Now, with Airbus coming to Mobile and the MegaSite looking for tenants, growth is expected to return.
County leaders want to make sure that won’t include any more half-built subdivisions.
Baldwin’s vacant neighborhoods
The Valamour subdivision in Loxley has a grand entrance.
Tennis courts and a beautiful model home are surrounded by bean and peanut fields filling the vacant lots of a neighborhood that never was.
There are dozens of examples of unfinished developments like Valamour throughout Baldwin County. Most became overgrown as nature took back what man didn’t finish.
Baldwin County Commission Chairman Bob James said, “A lot of these developments that weren’t completed were by developers who shouldn’t have been in the development business.”
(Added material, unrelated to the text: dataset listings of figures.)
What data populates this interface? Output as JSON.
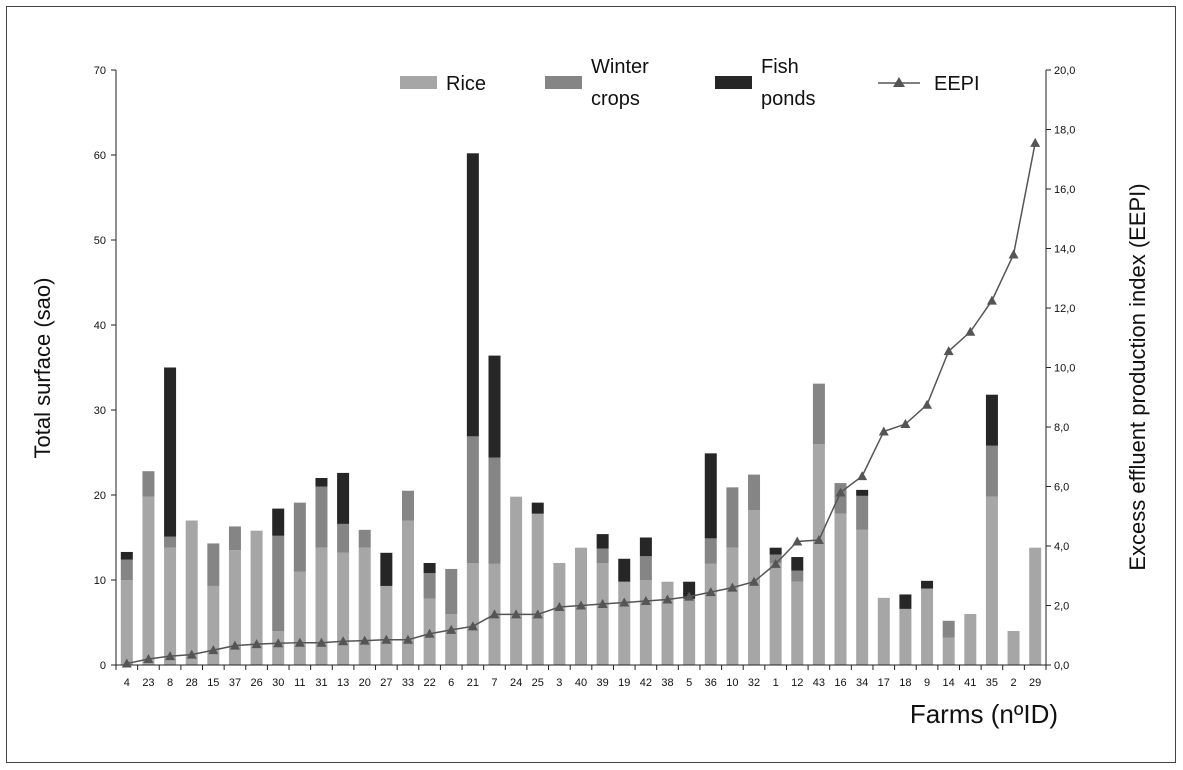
{
  "chart_data": {
    "type": "bar",
    "stacked": true,
    "categories": [
      "4",
      "23",
      "8",
      "28",
      "15",
      "37",
      "26",
      "30",
      "11",
      "31",
      "13",
      "20",
      "27",
      "33",
      "22",
      "6",
      "21",
      "7",
      "24",
      "25",
      "3",
      "40",
      "39",
      "19",
      "42",
      "38",
      "5",
      "36",
      "10",
      "32",
      "1",
      "12",
      "43",
      "16",
      "34",
      "17",
      "18",
      "9",
      "14",
      "41",
      "35",
      "2",
      "29"
    ],
    "series": [
      {
        "name": "Rice",
        "color": "#a6a6a6",
        "values": [
          10,
          19.8,
          13.8,
          17,
          9.3,
          13.5,
          15.8,
          4,
          11,
          13.8,
          13.2,
          13.8,
          9.3,
          17,
          7.8,
          6,
          12,
          11.9,
          19.8,
          17.8,
          12,
          13.8,
          12,
          9.8,
          10,
          9.8,
          7.8,
          11.9,
          13.8,
          18.2,
          12,
          9.8,
          26,
          17.8,
          15.9,
          7.9,
          6.6,
          9,
          3.2,
          6,
          19.8,
          4,
          13.8
        ]
      },
      {
        "name": "Winter crops",
        "color": "#858585",
        "values": [
          2.4,
          3,
          1.3,
          0,
          5,
          2.8,
          0,
          11.2,
          8.1,
          7.2,
          3.4,
          2.1,
          0,
          3.5,
          3,
          5.3,
          14.9,
          12.5,
          0,
          0,
          0,
          0,
          1.7,
          0,
          2.8,
          0,
          0,
          3,
          7.1,
          4.2,
          1,
          1.3,
          7.1,
          3.6,
          4,
          0,
          0,
          0,
          2,
          0,
          6,
          0,
          0
        ]
      },
      {
        "name": "Fish ponds",
        "color": "#262626",
        "values": [
          0.9,
          0,
          19.9,
          0,
          0,
          0,
          0,
          3.2,
          0,
          1,
          6,
          0,
          3.9,
          0,
          1.2,
          0,
          33.3,
          12,
          0,
          1.3,
          0,
          0,
          1.7,
          2.7,
          2.2,
          0,
          2,
          10,
          0,
          0,
          0.8,
          1.6,
          0,
          0,
          0.7,
          0,
          1.7,
          0.9,
          0,
          0,
          6,
          0,
          0
        ]
      }
    ],
    "line": {
      "name": "EEPI",
      "color": "#555555",
      "axis": "right",
      "values": [
        0.05,
        0.2,
        0.3,
        0.35,
        0.5,
        0.65,
        0.7,
        0.73,
        0.75,
        0.75,
        0.8,
        0.82,
        0.85,
        0.85,
        1.05,
        1.18,
        1.3,
        1.7,
        1.7,
        1.7,
        1.95,
        2,
        2.05,
        2.1,
        2.15,
        2.2,
        2.3,
        2.45,
        2.6,
        2.8,
        3.4,
        4.15,
        4.2,
        5.8,
        6.35,
        7.85,
        8.1,
        8.75,
        10.55,
        11.2,
        12.25,
        13.8,
        17.55
      ]
    },
    "y_left": {
      "label": "Total surface (sao)",
      "min": 0,
      "max": 70,
      "ticks": [
        "0",
        "10",
        "20",
        "30",
        "40",
        "50",
        "60",
        "70"
      ]
    },
    "y_right": {
      "label": "Excess effluent production index (EEPI)",
      "min": 0,
      "max": 20,
      "ticks": [
        "0,0",
        "2,0",
        "4,0",
        "6,0",
        "8,0",
        "10,0",
        "12,0",
        "14,0",
        "16,0",
        "18,0",
        "20,0"
      ]
    },
    "xlabel": "Farms (nºID)",
    "legend": {
      "placement": "top",
      "items": [
        {
          "lines": [
            "Rice"
          ],
          "color": "#a6a6a6",
          "kind": "bar"
        },
        {
          "lines": [
            "Winter",
            "crops"
          ],
          "color": "#858585",
          "kind": "bar"
        },
        {
          "lines": [
            "Fish",
            "ponds"
          ],
          "color": "#262626",
          "kind": "bar"
        },
        {
          "lines": [
            "EEPI"
          ],
          "color": "#555555",
          "kind": "line"
        }
      ]
    },
    "grid": false
  }
}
In such neighborhoods, what’s below the surface is important too. Gas lines, water lines and power lines if unused, will deteriorate over time.
James said growth will return.
Airbus is moving in and the Mega Site in northern Baldwin County is looking for tenants, but he wants to make sure that fly-by-night developers can’t make the same mistakes.
“What we’ve got to do is put a mechanism in place that will make sure that, in the future, if a subdivision is started it will be completed,” James told us.
James has proposed a subdivision bond; a process which he says will weed out bad developers.
Developers would have to apply for the bond, pay for it, and then be approved. The idea doesn’t sit well with some on the County commission which will debate subdivision regulations at a work session Tuesday afternoon.
Complexity and cost added
Baldwin County Commissioner, Tucker Dorsey told us, “I don’t believe that a subdivision bond is a good mechanism.”
Dorsey, who is in the development business, said the costs from bonds would be passed down to homebuyers and that unmitigated building is far less likely in the current economic climate.
“I also feel like the economics of the development business for the short and mid-term will be so complex that there won’t be people just randomly running around developing property,” Dosey said.